Last month his parents noticed he had a slight head tilt and was wobbly on his feet and already his condition has detiorated to the point where he has now more or less lost the use of his right hand, the right hand side of his face is showing some facial weakness and his little smile is starting to fade.

Although he wants to play as normal, the effects of the tumour are making it impossible and he woke up one morning and told Hayley: "I just want to be proper again, I don’t like being wobbly."

Hayley said she knew "deep-down" it was bad news and, after telling family and friends to prepare for the inevitable, the five-strong family from Morley, plus Bella the Beagle, started making memories with the time they had left and pulled a planned trip to Centre Parcs forward.

She said: "At the beginning of June we noticed he had a head tilt and a few other people mentioned it. I kind of knew deep down. I googled it, you don't want to google it, but I think I knew already and prepared myself for it."

Taken the day before he left for Alder Hey, Archie is pictured with his older sister Lily and older brother Harry.

However, the day before they were due to go, they were thrown a life-line.

The tumour type was found to be an Embryonal Tumor with Multilayered Rosettes (ETMR) on Archie’s brain stem. It is rare and occurs mostly in children and surgery is not advisable because the growth is on the part of the brain and nervous system that controls breathing and swallowing.

Hayley said: "The tumour is in a really bad place and we were told they will not be able to do anything for him and it will be treatment to give him more time and make him feel more comfortable. We wanted to start making memories so went away and pulled Centre Parcs forward. The day before we went the LGI called us back and said it was a different type of tumour with a better outlook, but it is still not great."
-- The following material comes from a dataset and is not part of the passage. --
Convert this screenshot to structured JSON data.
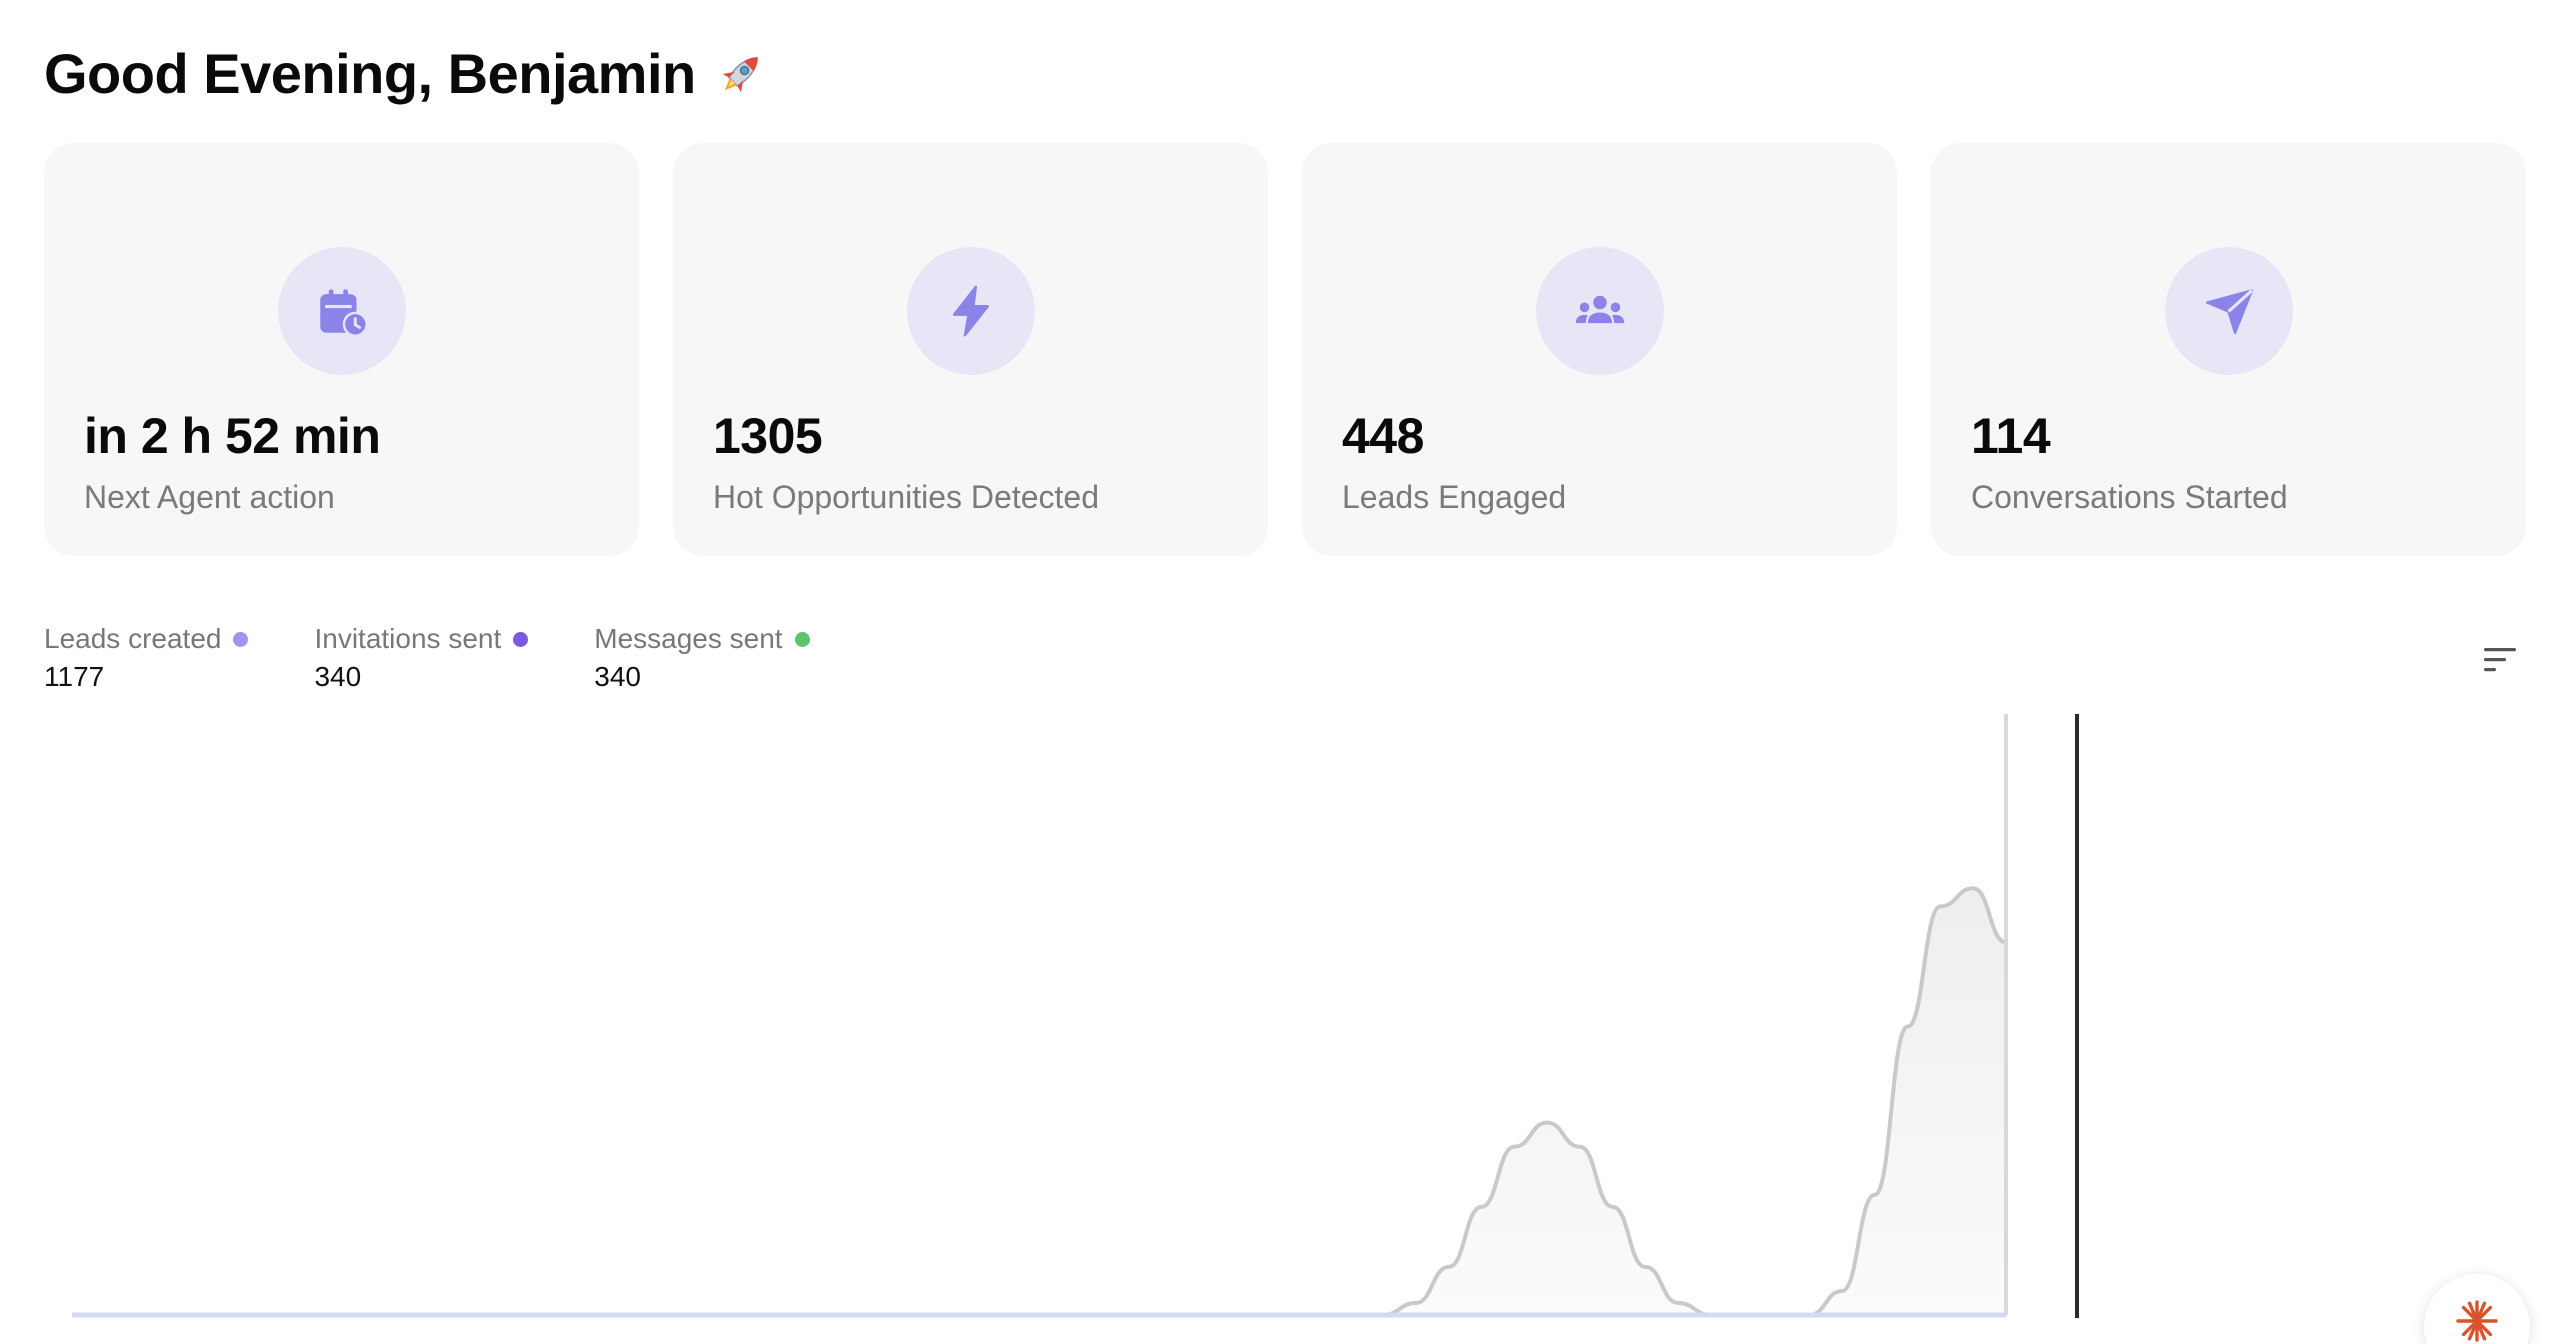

Plans were made for chemotherapy with the hope it would shrink the tumour and make surgery a possibility down the line. But, as the Vaughans set about research of ETMR they made contact with a family whose child had been operated on for the same condition and is continuing to recover well. On July 4 they emailed the surgeon, Conor Mallucci at Alder Hey Children's Hospital in Liverpool, and within four days a meeting had been arranged where he agreed to operate on Archie without the chemotherapy.

Archie in hospital with his chemo duck.

Hayley said: "It has been an absolute nightmare, but when you live it, you have to deal with it and make the best of it. We have got other children and have tried to keep things normal and do fun things and not let Archie know that we are upset, we don't want him to know."

Following Archie's operation, the next course of treatment, which is Proton Beam Therapy (PBT) to obliterate any remaining microscopic cancer cells and for maintenance chemotherapy, is not guaranteed to be available on the NHS or even in the UK so a fundraising campaign has been launched by friends and family under the banner 'Archie's Army'.

The procedure can cost between £150,000 and £200,000 and so far the GOFundMe campaign has raised more than £45,000. If Archie's treatment is granted on the NHS then the Vaughans will donate the money raised so far to brain tumour research, or, to help other families in the same situation who need to self-fund.

Archie's plight has also caught the attention of former Leeds United player Dominic Matteo, TV presenter Davina McCall and journalist Alex Brooker who have shared the GoFundMe campaign on their social media channels.

Speaking to the Yorkshire Evening Post from Alder Hey, Hayley added: "We have gone from we have not got long left, to, he might have a chance and this time a week ago we did not think this would happen so we feel happy to be here.

"Everyone is rooting for him, which is so nice, and that is helping us knowing that everybody does care and wants to help him and wants him to get better."